Coronavirus containment strategy is working, WHO chief tells Riyadh conference
The numbers of those infected show there is no threat of a pandemic yet, Dr Tedros Ghebreyesus says
The head of the World Health Organisation told the opening session of the second Riyadh International Humanitarian Forum on Sunday that the containment strategy for coronavirus was working “in some countries” and called for those efforts to continue as the global crisis rolls on.
The viral outbreak that began in China has infected more than 86,000 people globally and killed 2,900. The WHO has named the illness Covid-19, referring to its origin late last year and the coronavirus strain that causes it.
“We shouldn’t abandon the containment strategy because we see it’s working in some countries,” Tedros Adhanom Ghebreyesus, director general of the WHO, told the 1,300 delegates gathered in Riyadh, without identifying specific cases.
The disease is a serious issue, said Mr Tedros, but must be set in context.
While countries need to prepare for a pandemic, the numbers show there’s no such threat yet, he said.
The global health chief also warned against fear-mongering, saying panic was “more impactful than the virus itself”.
“In China, where it started, the number of patients [contracting the virus] is on the decline and many provinces are not reporting coronavirus cases.”
Mr Tedros said: “We need to go into the numbers, we need to go into the facts and do the right thing instead of panicking.”
But he said a balance must be found between containment and preparation for further outbreak.
“The window of opportunity for containing it is narrowing,” he said. “We need to be preparing side by side for a pandemic”.
Only 6,000 cases have been confirmed outside China among a population of 6.2 billion, he said, meaning there is just one case of coronavirus per one million people.
More than 50 per cent of the countries who have reported coronavirus have only reported one case, he added.
"Because of the intervention that China was taking, the spread of the virus to the rest of the world was slow. We need to use this window of opportunity to contain the virus.”
As well as the World Health Organisation, executives from the World Food Programme and the Islamic Development Bank discussed the global focus on the outbreak and its detrimental impact on funding other humanitarian needs.
WFP head David Beasley said the coverage of coronavirus is a distraction when millions are dying of hunger worldwide.
“We've had a few thousand deaths over the last few months from coronavirus; we had 17,000-18,000 deaths yesterday from hunger,” he said.
“In the last two years with all the crises around the world, the media was concerned with only two things - Trump Trump Trump or Brexit Brexit Brexit - now it’s Trump Trump Trump and coronavirus coronavirus,” he added.
Mr Beasley listed conflicts in the Sahel, Syria and Yemen and food crises in Sudan and Somalia as issues that need “significant” funding right now amid market fluctuations blamed on coronavirus.
Stock markets held up fairly well in the first weeks of the coronavirus outbreak in China, but fell sharply when a large number of cases were reported in Italy. In one week, more than half a year of gains were wiped out in a brutal swing reminiscent of the financial crisis more than a decade ago.
“The last thing we need is for the world to panic and bring on an economic recession or collapse when we already have lack of funding with a strong economy,” Mr Beasley told the panel.
The heated discussion came as Iran confirmed its death toll from Covid-19 had reached 54.

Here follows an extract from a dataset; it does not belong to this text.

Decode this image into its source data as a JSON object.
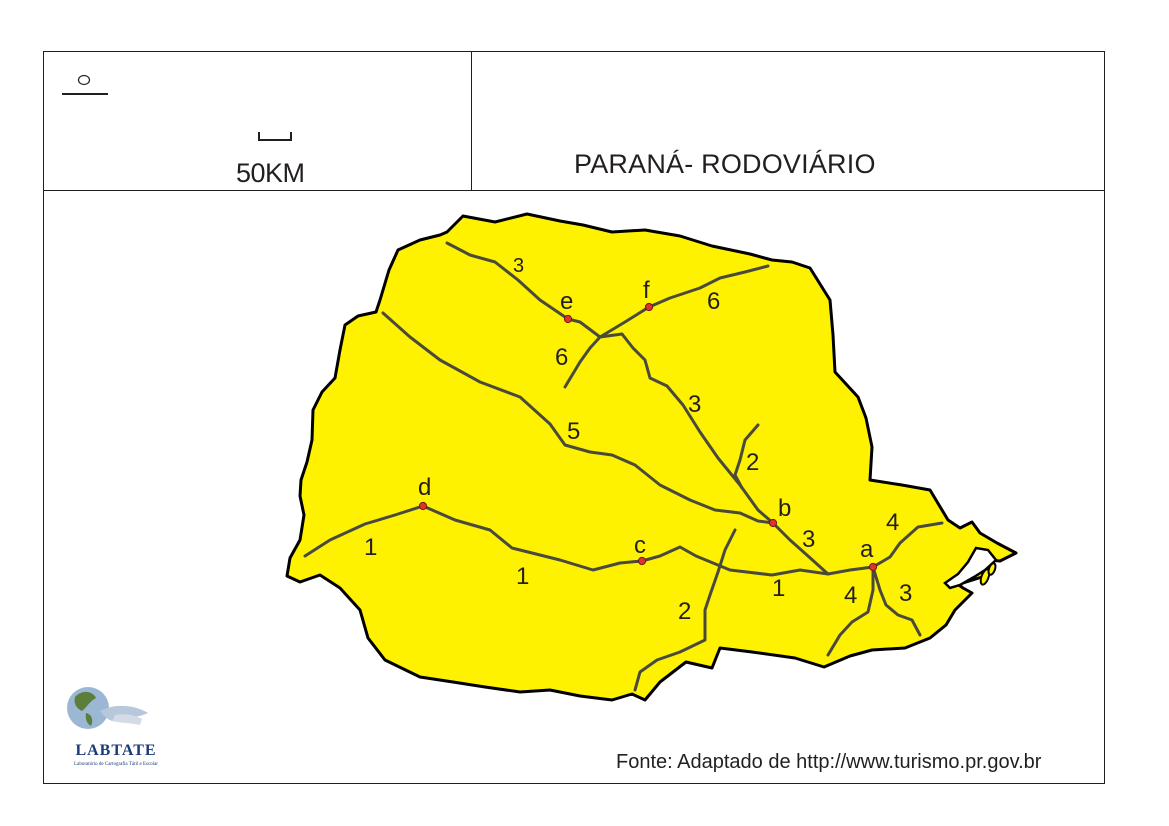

"There were 385 new cases of infected people in the last 24 hours, increasing the total number to 978. The death toll is 54," Health Ministry spokesman Kianush Jahanpur told state TV.

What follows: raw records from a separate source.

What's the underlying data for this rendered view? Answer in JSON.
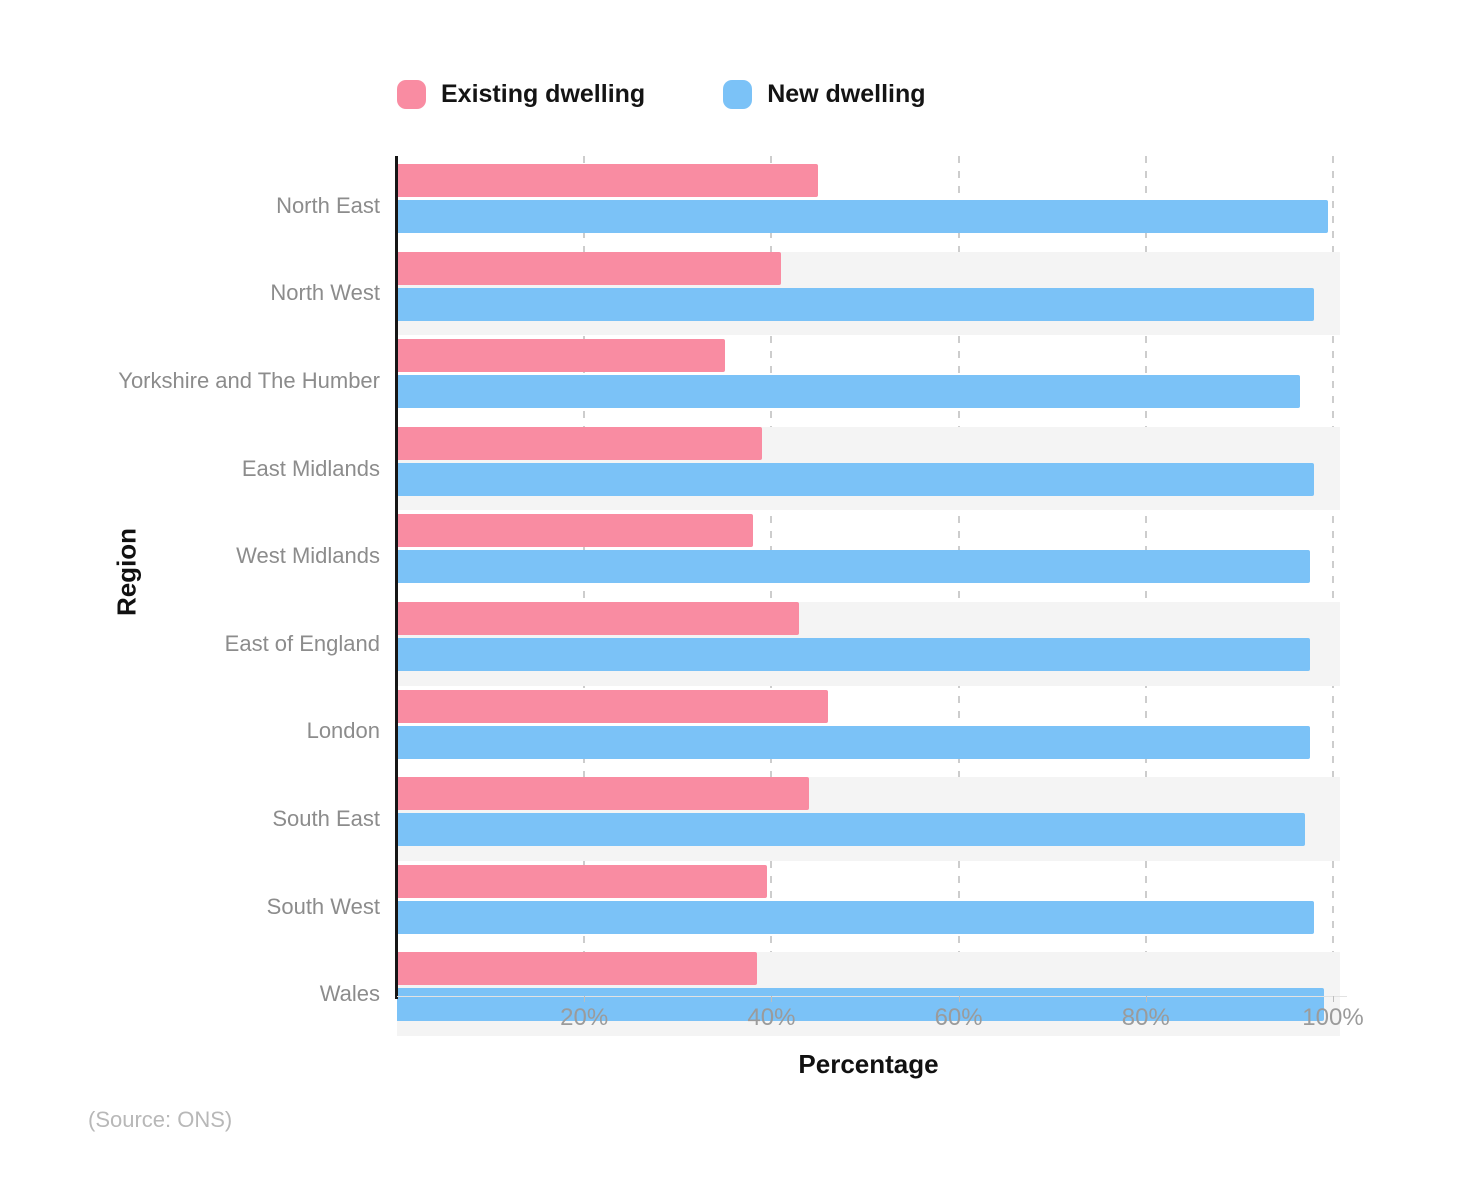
{
  "chart_data": {
    "type": "bar",
    "orientation": "horizontal",
    "title": "",
    "categories": [
      "North East",
      "North West",
      "Yorkshire and The Humber",
      "East Midlands",
      "West Midlands",
      "East of England",
      "London",
      "South East",
      "South West",
      "Wales"
    ],
    "series": [
      {
        "name": "Existing dwelling",
        "color": "#f98ca2",
        "values": [
          45,
          41,
          35,
          39,
          38,
          43,
          46,
          44,
          39.5,
          38.5
        ]
      },
      {
        "name": "New dwelling",
        "color": "#7bc2f7",
        "values": [
          99.5,
          98,
          96.5,
          98,
          97.5,
          97.5,
          97.5,
          97,
          98,
          99
        ]
      }
    ],
    "xlabel": "Percentage",
    "ylabel": "Region",
    "xlim": [
      0,
      100
    ],
    "x_ticks": [
      {
        "value": 20,
        "label": "20%"
      },
      {
        "value": 40,
        "label": "40%"
      },
      {
        "value": 60,
        "label": "60%"
      },
      {
        "value": 80,
        "label": "80%"
      },
      {
        "value": 100,
        "label": "100%"
      }
    ],
    "legend_position": "top",
    "grid": "vertical-dashed",
    "row_band_color": "#f4f4f4",
    "source_note": "(Source: ONS)"
  }
}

Mr Tedros confirmed a small WHO team had visited Iran to assess the situation, and a larger team would depart from the NGO’s hub in Dubai on Monday to provide assistance and bring equipment. He thanked the UAE for its part in helping to deliver the aid to Iran.
Iran, more than any other country in the region, has struggled to control a surge in coronavirus cases. On Sunday, the country's health ministry confirmed infected cases jumped overnight by more than half to 978 people.

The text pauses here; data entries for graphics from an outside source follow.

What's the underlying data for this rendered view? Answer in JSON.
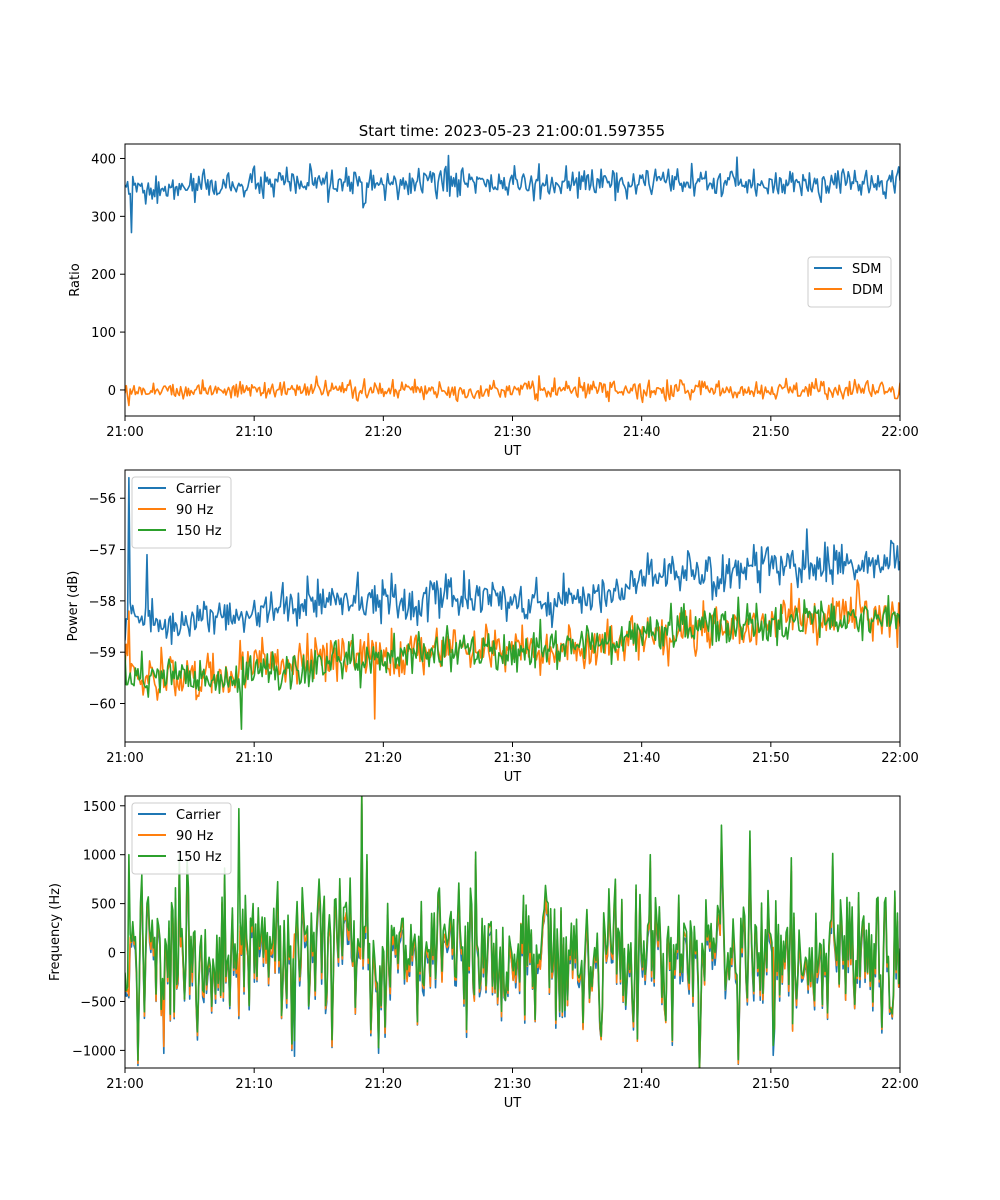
{
  "figure": {
    "title": "Start time: 2023-05-23 21:00:01.597355"
  },
  "colors": {
    "blue": "#1f77b4",
    "orange": "#ff7f0e",
    "green": "#2ca02c"
  },
  "chart_data": [
    {
      "type": "line",
      "title": "Start time: 2023-05-23 21:00:01.597355",
      "xlabel": "UT",
      "ylabel": "Ratio",
      "x_ticks": [
        "21:00",
        "21:10",
        "21:20",
        "21:30",
        "21:40",
        "21:50",
        "22:00"
      ],
      "xlim": [
        "21:00",
        "22:00"
      ],
      "ylim": [
        -45,
        425
      ],
      "y_ticks": [
        0,
        100,
        200,
        300,
        400
      ],
      "legend": "center-right",
      "x": [
        "21:00",
        "21:02",
        "21:04",
        "21:06",
        "21:08",
        "21:10",
        "21:12",
        "21:14",
        "21:16",
        "21:18",
        "21:20",
        "21:22",
        "21:24",
        "21:26",
        "21:28",
        "21:30",
        "21:32",
        "21:34",
        "21:36",
        "21:38",
        "21:40",
        "21:42",
        "21:44",
        "21:46",
        "21:48",
        "21:50",
        "21:52",
        "21:54",
        "21:56",
        "21:58",
        "22:00"
      ],
      "series": [
        {
          "name": "SDM",
          "color": "blue",
          "mean": [
            352,
            340,
            348,
            352,
            354,
            355,
            356,
            354,
            358,
            355,
            352,
            356,
            358,
            360,
            357,
            356,
            355,
            357,
            356,
            358,
            357,
            356,
            358,
            357,
            358,
            356,
            357,
            358,
            359,
            358,
            358
          ],
          "amp": 22,
          "spikes": [
            {
              "x": "21:00:30",
              "y": 272
            },
            {
              "x": "21:25:00",
              "y": 405
            }
          ]
        },
        {
          "name": "DDM",
          "color": "orange",
          "mean": [
            0,
            0,
            0,
            0,
            0,
            0,
            0,
            0,
            0,
            0,
            0,
            0,
            0,
            0,
            0,
            0,
            0,
            0,
            0,
            0,
            0,
            0,
            0,
            0,
            0,
            0,
            0,
            0,
            0,
            0,
            0
          ],
          "amp": 14,
          "spikes": []
        }
      ]
    },
    {
      "type": "line",
      "xlabel": "UT",
      "ylabel": "Power (dB)",
      "x_ticks": [
        "21:00",
        "21:10",
        "21:20",
        "21:30",
        "21:40",
        "21:50",
        "22:00"
      ],
      "xlim": [
        "21:00",
        "22:00"
      ],
      "ylim": [
        -60.75,
        -55.45
      ],
      "y_ticks": [
        -60,
        -59,
        -58,
        -57,
        -56
      ],
      "legend": "top-left",
      "x": [
        "21:00",
        "21:02",
        "21:04",
        "21:06",
        "21:08",
        "21:10",
        "21:12",
        "21:14",
        "21:16",
        "21:18",
        "21:20",
        "21:22",
        "21:24",
        "21:26",
        "21:28",
        "21:30",
        "21:32",
        "21:34",
        "21:36",
        "21:38",
        "21:40",
        "21:42",
        "21:44",
        "21:46",
        "21:48",
        "21:50",
        "21:52",
        "21:54",
        "21:56",
        "21:58",
        "22:00"
      ],
      "series": [
        {
          "name": "Carrier",
          "color": "blue",
          "mean": [
            -58.3,
            -58.4,
            -58.5,
            -58.3,
            -58.3,
            -58.2,
            -58.1,
            -58.0,
            -58.0,
            -58.1,
            -58.0,
            -58.0,
            -57.9,
            -57.9,
            -58.0,
            -58.0,
            -58.1,
            -58.0,
            -57.9,
            -57.8,
            -57.6,
            -57.5,
            -57.4,
            -57.5,
            -57.4,
            -57.3,
            -57.3,
            -57.3,
            -57.2,
            -57.3,
            -57.2
          ],
          "amp": 0.35,
          "spikes": [
            {
              "x": "21:00:20",
              "y": -55.6
            },
            {
              "x": "21:01:40",
              "y": -57.1
            },
            {
              "x": "21:52:50",
              "y": -56.6
            }
          ]
        },
        {
          "name": "90 Hz",
          "color": "orange",
          "mean": [
            -59.2,
            -59.6,
            -59.5,
            -59.4,
            -59.3,
            -59.2,
            -59.2,
            -59.2,
            -59.1,
            -59.0,
            -59.1,
            -59.0,
            -58.9,
            -58.9,
            -59.0,
            -58.9,
            -59.0,
            -59.0,
            -58.9,
            -58.8,
            -58.7,
            -58.6,
            -58.6,
            -58.5,
            -58.5,
            -58.4,
            -58.3,
            -58.3,
            -58.2,
            -58.3,
            -58.3
          ],
          "amp": 0.4,
          "spikes": [
            {
              "x": "21:00:20",
              "y": -58.2
            },
            {
              "x": "21:19:20",
              "y": -60.3
            }
          ]
        },
        {
          "name": "150 Hz",
          "color": "green",
          "mean": [
            -59.4,
            -59.5,
            -59.4,
            -59.5,
            -59.5,
            -59.4,
            -59.4,
            -59.3,
            -59.2,
            -59.1,
            -59.1,
            -59.0,
            -59.0,
            -59.0,
            -59.0,
            -59.0,
            -58.9,
            -58.9,
            -58.9,
            -58.8,
            -58.6,
            -58.6,
            -58.5,
            -58.5,
            -58.4,
            -58.5,
            -58.4,
            -58.3,
            -58.3,
            -58.4,
            -58.3
          ],
          "amp": 0.35,
          "spikes": [
            {
              "x": "21:09:00",
              "y": -60.5
            }
          ]
        }
      ]
    },
    {
      "type": "line",
      "xlabel": "UT",
      "ylabel": "Frequency (Hz)",
      "x_ticks": [
        "21:00",
        "21:10",
        "21:20",
        "21:30",
        "21:40",
        "21:50",
        "22:00"
      ],
      "xlim": [
        "21:00",
        "22:00"
      ],
      "ylim": [
        -1180,
        1600
      ],
      "y_ticks": [
        -1000,
        -500,
        0,
        500,
        1000,
        1500
      ],
      "legend": "top-left",
      "x": [
        "21:00",
        "21:02",
        "21:04",
        "21:06",
        "21:08",
        "21:10",
        "21:12",
        "21:14",
        "21:16",
        "21:18",
        "21:20",
        "21:22",
        "21:24",
        "21:26",
        "21:28",
        "21:30",
        "21:32",
        "21:34",
        "21:36",
        "21:38",
        "21:40",
        "21:42",
        "21:44",
        "21:46",
        "21:48",
        "21:50",
        "21:52",
        "21:54",
        "21:56",
        "21:58",
        "22:00"
      ],
      "series": [
        {
          "name": "Carrier",
          "color": "blue",
          "offset": -60,
          "amp": 380,
          "spikes": [
            {
              "x": "21:03:00",
              "y": -1030
            },
            {
              "x": "21:13:10",
              "y": -1060
            },
            {
              "x": "21:50:10",
              "y": -1050
            }
          ]
        },
        {
          "name": "90 Hz",
          "color": "orange",
          "offset": -20,
          "amp": 390,
          "spikes": [
            {
              "x": "21:03:00",
              "y": -960
            }
          ]
        },
        {
          "name": "150 Hz",
          "color": "green",
          "offset": 40,
          "amp": 400,
          "spikes": [
            {
              "x": "21:00:20",
              "y": 1000
            },
            {
              "x": "21:08:50",
              "y": 1470
            },
            {
              "x": "21:13:10",
              "y": -900
            },
            {
              "x": "21:50:10",
              "y": -950
            }
          ]
        }
      ]
    }
  ]
}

The ministry's spokesman Kianoush Jahanpour said new cases were confirmed in a number of cities, including Mashhad, which is home to Iran's most important Shiite shrine that attracts pilgrims from across the region. Calls by Iran's civilian government to clerics to close such shrines to the public have not been uniformly followed. The shrine in Mashhad is among those that have remained open.
The new figures represent 11 more deaths than reported on Saturday and a whopping 385 new cases of infections. The new numbers, however, bring down the percentage of deaths to infections to around 5.5 per cent. Still, that is much higher than other countries, suggesting the number of infections in Iran may be much higher than current figures show.
The first cases were not reported in Iran until February 19, the same day that the two elderly infected people died. Since then, of the more than 1,100 cases in the Middle East, the majority trace back to Iran. Cases from Iran have been reported in Kuwait, Bahrain, Oman, the UAE, Qatar, Lebanon, Afghanistan, Iraq and Pakistan.
The outbreak in Iran has prompted its neighbors to seal their borders to Iranians, while other Gulf states have halted flights to Iran. On Saturday, the US announced heightened warnings about travel to certain regions of Italy and South Korea, as well as a ban on travel to Iran, due to the virus.